I’ve always been interested in how our beliefs about the past are weaved through our understanding of the present. All of us are influenced by our personal values and assumptions concerning a wide range of issues from politics to personal background. It is with this in mind that I find Confederate heritage groups such as the Virginia Flaggers to be so interesting and, at times, worthy of our attention.
Last night my old home of Charlottesville, Virginia held a community meeting to discuss whether the annual recognition of Lee-Jackson Day ought to continue. I wish I could have been there to listen and even participate. Charlottesville was a wonderful place to teach the Civil War and Civil War memory. The city includes a wonderful Confederate cemetery adjacent to the UVA campus and the downtown area features two parks named in honor of Lee and Jackson. Both include impressive equestrian monuments.
A few years ago the Lee monument in Charlottesville was vandalized and I spoke out against it as well as articulated a reason to maintain these monuments. They perform a function and serve as a reminder of our collective past. I have a different view of Lee-Jackson Day.
Back to the Flaggers. In attendance last night was Karen Cooper. She is a member of the Flaggers and as far as I can tell their only African-American member. I’ve written a bit about her in the past, but this post by Brooks Simpson offers a concise overview. At one point Cooper took to the podium and shared the following:
I’m just sick of liberals always babying black people. If they act like babies, they will stay like babies until you make them grow up. Make them grow up.
While she spoke with some passion it’s not clear to me what this has to do with maintaining Lee-Jackson Day or anything having to do with the Confederate past. In fact, I suspect that this speech had a negative impact on city councilors.
It’s a perfect example of why the Confederate heritage movement has come up short in recent years and will continue to come up short regarding the display of Confederate flags in public spaces, the recognition of holidays such as Lee-Jackson Day and the preservation of Confederate monuments. Cooper’s comment is an extreme example of what happens when politics and, more specifically, racial politics, overshadows a case for the preservation of reminders of the past. In other words, while we may have learned more than we wanted to know about Cooper’s racial outlook, we learn nothing about the issue at hand.
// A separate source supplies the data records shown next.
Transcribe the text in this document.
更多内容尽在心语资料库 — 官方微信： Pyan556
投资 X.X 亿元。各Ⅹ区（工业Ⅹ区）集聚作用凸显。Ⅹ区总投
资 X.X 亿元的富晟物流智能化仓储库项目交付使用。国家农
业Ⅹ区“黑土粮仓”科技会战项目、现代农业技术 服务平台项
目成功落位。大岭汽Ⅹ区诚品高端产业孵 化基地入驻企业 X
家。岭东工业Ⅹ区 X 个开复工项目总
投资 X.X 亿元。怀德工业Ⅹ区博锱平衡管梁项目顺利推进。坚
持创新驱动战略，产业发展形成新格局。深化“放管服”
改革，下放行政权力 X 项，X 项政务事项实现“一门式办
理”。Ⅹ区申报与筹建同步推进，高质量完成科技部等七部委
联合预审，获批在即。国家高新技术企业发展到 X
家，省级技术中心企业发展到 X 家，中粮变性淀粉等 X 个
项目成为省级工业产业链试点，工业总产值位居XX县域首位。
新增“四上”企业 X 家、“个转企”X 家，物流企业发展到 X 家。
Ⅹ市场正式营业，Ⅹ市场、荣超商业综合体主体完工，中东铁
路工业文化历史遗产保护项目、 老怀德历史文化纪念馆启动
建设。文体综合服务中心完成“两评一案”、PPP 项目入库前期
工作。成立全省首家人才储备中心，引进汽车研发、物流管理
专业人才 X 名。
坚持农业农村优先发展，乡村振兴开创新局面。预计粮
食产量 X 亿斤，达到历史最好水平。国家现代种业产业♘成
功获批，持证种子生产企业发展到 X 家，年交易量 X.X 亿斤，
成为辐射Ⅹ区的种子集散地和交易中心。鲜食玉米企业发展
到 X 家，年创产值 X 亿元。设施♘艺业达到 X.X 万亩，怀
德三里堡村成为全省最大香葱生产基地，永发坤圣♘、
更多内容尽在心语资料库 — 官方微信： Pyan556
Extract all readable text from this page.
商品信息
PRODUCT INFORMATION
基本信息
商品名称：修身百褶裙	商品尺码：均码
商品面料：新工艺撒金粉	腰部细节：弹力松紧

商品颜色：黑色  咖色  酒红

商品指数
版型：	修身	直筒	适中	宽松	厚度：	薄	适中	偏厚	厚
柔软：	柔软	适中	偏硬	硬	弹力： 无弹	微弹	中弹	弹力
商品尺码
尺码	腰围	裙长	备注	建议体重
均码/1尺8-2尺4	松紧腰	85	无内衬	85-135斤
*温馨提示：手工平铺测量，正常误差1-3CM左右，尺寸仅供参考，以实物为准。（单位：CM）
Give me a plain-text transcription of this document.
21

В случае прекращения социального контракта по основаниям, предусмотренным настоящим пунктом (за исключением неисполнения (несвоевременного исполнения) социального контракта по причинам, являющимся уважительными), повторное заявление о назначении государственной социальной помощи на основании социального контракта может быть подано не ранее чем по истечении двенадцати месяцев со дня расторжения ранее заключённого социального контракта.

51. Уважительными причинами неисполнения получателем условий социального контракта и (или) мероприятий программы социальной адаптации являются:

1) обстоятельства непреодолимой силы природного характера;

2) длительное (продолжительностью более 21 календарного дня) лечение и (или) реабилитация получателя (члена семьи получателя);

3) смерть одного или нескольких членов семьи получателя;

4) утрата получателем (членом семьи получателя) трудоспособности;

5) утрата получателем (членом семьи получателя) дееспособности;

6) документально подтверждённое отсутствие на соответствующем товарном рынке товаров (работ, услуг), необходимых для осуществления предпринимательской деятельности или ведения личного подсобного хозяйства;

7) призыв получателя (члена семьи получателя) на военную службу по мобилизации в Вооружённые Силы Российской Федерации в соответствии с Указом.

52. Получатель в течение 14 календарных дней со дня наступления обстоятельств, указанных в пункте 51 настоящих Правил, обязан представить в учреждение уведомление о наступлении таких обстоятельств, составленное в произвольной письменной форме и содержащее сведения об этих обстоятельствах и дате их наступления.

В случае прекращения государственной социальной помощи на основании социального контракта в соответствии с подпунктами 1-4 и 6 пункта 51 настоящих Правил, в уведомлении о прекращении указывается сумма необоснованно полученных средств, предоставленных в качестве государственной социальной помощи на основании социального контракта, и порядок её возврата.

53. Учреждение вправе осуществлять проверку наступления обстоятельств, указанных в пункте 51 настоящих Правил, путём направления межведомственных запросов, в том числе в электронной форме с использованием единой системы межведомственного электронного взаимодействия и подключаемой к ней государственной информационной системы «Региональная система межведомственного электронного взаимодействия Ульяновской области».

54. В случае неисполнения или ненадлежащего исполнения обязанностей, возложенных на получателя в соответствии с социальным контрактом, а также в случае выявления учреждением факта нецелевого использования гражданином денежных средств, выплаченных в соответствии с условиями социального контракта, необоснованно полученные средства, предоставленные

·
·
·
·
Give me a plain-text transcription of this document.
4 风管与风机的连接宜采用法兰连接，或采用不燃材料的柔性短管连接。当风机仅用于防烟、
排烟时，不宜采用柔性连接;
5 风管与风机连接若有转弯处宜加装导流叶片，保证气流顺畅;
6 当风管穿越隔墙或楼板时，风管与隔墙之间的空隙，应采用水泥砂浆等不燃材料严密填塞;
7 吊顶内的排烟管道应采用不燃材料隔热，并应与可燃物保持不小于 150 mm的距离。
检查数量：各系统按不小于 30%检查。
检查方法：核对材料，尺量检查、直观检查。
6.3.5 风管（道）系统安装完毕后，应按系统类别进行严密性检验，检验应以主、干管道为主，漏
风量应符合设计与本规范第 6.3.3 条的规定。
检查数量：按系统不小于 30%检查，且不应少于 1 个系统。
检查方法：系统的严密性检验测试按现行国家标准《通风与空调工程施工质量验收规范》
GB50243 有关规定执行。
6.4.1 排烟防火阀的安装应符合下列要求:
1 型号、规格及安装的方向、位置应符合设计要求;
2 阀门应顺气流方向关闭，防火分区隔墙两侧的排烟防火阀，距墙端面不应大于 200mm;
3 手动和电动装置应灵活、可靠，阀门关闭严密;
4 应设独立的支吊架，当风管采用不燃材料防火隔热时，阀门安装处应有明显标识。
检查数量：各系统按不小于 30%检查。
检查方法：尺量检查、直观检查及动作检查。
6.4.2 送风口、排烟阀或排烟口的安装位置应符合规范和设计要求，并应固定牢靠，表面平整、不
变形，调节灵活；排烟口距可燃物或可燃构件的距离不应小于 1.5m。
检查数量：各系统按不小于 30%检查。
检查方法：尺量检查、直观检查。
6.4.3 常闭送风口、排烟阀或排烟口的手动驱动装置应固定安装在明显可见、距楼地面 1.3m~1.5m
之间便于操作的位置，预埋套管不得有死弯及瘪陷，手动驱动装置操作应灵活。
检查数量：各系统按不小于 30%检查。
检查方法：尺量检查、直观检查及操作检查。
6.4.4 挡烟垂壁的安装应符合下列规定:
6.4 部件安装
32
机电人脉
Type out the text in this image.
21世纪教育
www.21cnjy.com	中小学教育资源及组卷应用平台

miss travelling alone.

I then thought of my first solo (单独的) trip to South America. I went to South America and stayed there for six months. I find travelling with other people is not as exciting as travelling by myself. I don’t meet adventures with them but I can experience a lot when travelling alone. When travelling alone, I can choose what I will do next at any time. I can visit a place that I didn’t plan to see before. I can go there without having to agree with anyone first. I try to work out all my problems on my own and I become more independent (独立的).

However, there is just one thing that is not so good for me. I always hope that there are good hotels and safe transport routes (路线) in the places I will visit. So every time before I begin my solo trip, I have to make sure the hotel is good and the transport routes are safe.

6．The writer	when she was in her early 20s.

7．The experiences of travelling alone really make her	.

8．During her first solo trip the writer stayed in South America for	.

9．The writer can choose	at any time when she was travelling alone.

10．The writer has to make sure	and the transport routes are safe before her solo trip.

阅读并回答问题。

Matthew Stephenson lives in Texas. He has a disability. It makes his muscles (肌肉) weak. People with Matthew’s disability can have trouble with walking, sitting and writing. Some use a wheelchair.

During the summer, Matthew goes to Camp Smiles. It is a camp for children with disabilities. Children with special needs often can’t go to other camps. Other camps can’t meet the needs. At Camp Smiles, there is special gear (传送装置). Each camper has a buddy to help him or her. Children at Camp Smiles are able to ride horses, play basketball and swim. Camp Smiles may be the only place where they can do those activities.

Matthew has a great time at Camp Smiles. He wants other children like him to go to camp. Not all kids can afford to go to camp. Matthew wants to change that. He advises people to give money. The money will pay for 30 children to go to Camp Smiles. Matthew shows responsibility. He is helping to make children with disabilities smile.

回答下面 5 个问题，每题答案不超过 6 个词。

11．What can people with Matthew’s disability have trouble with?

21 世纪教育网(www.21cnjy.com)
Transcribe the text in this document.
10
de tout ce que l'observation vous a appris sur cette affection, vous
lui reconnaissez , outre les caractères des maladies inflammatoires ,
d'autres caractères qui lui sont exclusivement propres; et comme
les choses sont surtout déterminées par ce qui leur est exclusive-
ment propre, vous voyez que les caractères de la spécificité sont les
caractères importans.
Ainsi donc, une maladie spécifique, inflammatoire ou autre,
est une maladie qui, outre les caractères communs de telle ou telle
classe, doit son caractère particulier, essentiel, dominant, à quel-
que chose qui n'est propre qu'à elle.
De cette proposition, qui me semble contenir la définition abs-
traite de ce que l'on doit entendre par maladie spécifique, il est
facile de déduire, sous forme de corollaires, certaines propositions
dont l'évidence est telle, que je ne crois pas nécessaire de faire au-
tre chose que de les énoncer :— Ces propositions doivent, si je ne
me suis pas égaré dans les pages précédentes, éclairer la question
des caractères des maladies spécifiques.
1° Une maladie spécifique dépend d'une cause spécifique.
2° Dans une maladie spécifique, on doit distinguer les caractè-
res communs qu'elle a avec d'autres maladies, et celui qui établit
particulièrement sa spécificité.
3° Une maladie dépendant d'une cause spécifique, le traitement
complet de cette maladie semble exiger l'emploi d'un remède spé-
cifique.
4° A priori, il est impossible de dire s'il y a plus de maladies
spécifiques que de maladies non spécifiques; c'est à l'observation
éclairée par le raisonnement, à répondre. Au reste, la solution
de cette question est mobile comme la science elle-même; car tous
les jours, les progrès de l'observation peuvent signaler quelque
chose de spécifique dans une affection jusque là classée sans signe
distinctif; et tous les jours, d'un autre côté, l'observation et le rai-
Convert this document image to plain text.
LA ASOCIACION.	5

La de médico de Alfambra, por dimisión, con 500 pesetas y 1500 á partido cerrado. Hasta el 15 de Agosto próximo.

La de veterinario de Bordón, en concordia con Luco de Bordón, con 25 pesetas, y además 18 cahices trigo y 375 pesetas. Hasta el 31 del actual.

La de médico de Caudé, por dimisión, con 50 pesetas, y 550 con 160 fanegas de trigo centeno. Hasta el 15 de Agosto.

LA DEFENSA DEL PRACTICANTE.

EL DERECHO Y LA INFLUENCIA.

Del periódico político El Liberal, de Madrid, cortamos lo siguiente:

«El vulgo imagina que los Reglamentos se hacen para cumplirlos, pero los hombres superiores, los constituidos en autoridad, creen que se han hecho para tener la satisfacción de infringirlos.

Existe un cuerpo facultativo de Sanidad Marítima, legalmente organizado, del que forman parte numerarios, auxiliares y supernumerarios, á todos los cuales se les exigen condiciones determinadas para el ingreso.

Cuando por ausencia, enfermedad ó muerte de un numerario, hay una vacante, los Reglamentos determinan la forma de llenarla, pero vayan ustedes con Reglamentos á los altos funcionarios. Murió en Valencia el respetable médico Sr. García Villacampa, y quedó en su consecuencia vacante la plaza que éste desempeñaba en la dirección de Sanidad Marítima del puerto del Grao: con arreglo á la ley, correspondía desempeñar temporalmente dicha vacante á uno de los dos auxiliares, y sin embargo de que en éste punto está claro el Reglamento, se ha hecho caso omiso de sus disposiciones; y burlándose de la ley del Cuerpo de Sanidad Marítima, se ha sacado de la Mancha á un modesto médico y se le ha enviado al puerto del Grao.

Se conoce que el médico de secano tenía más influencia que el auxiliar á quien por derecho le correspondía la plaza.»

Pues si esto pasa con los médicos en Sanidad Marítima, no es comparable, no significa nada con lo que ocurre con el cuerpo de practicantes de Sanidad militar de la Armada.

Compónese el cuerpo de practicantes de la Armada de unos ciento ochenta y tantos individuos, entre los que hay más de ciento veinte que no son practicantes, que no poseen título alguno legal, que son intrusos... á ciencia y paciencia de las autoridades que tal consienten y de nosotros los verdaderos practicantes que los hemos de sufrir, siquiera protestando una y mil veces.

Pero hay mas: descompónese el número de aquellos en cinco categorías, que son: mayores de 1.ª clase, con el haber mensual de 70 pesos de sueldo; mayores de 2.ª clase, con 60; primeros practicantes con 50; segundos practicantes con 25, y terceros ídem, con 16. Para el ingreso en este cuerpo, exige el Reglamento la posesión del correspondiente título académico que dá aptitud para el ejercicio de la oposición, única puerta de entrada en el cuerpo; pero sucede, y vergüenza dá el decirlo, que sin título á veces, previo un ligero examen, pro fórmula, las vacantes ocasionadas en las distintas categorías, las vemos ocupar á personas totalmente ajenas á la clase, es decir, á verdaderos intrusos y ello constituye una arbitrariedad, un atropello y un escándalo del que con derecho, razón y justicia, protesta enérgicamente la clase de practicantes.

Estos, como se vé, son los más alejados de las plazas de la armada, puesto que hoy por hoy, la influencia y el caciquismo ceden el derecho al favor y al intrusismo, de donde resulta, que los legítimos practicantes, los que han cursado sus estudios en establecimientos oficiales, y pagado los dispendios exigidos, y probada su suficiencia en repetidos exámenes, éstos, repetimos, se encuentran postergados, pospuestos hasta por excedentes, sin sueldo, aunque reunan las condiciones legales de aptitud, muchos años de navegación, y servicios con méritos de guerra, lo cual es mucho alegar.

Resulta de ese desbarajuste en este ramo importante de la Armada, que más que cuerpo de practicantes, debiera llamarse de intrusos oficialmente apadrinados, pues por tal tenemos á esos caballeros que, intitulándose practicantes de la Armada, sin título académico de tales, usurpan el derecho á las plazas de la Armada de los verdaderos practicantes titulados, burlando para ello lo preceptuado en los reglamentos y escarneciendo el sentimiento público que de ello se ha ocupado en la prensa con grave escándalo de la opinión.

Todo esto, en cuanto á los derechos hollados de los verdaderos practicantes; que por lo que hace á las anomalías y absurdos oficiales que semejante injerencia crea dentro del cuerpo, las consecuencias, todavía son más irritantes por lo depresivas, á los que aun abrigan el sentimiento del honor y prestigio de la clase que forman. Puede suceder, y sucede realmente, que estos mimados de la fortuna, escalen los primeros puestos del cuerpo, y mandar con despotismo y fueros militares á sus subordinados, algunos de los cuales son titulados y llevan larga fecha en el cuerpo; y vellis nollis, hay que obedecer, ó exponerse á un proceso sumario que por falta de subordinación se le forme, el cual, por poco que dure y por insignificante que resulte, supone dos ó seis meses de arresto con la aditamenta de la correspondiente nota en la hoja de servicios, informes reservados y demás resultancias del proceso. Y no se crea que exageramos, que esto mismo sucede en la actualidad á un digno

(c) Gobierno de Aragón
I believe that a reasonable case can be made to preserve reminders of the Confederate past in public spaces. Last night a few people attempted to articulate such a position, but most failed to move beyond the tired cliches that are standard fair at these occasions. What will no longer work is an argument that frames the decision around the most extreme distinctions that pit one group against another.
Lee-Jackson Park in Charlottesville and other such places around the South were established at a time of strict racial segregation. We should welcome the changes that have taken place in the past few decades, but along with those changes comes increased participation in public decisions about how a community collectively acknowledges its past.
I don’t know what is going to happen in Charlottesville, but regardless of the decision the arguments by Karen Cooper and others point directly to an inevitable outcome.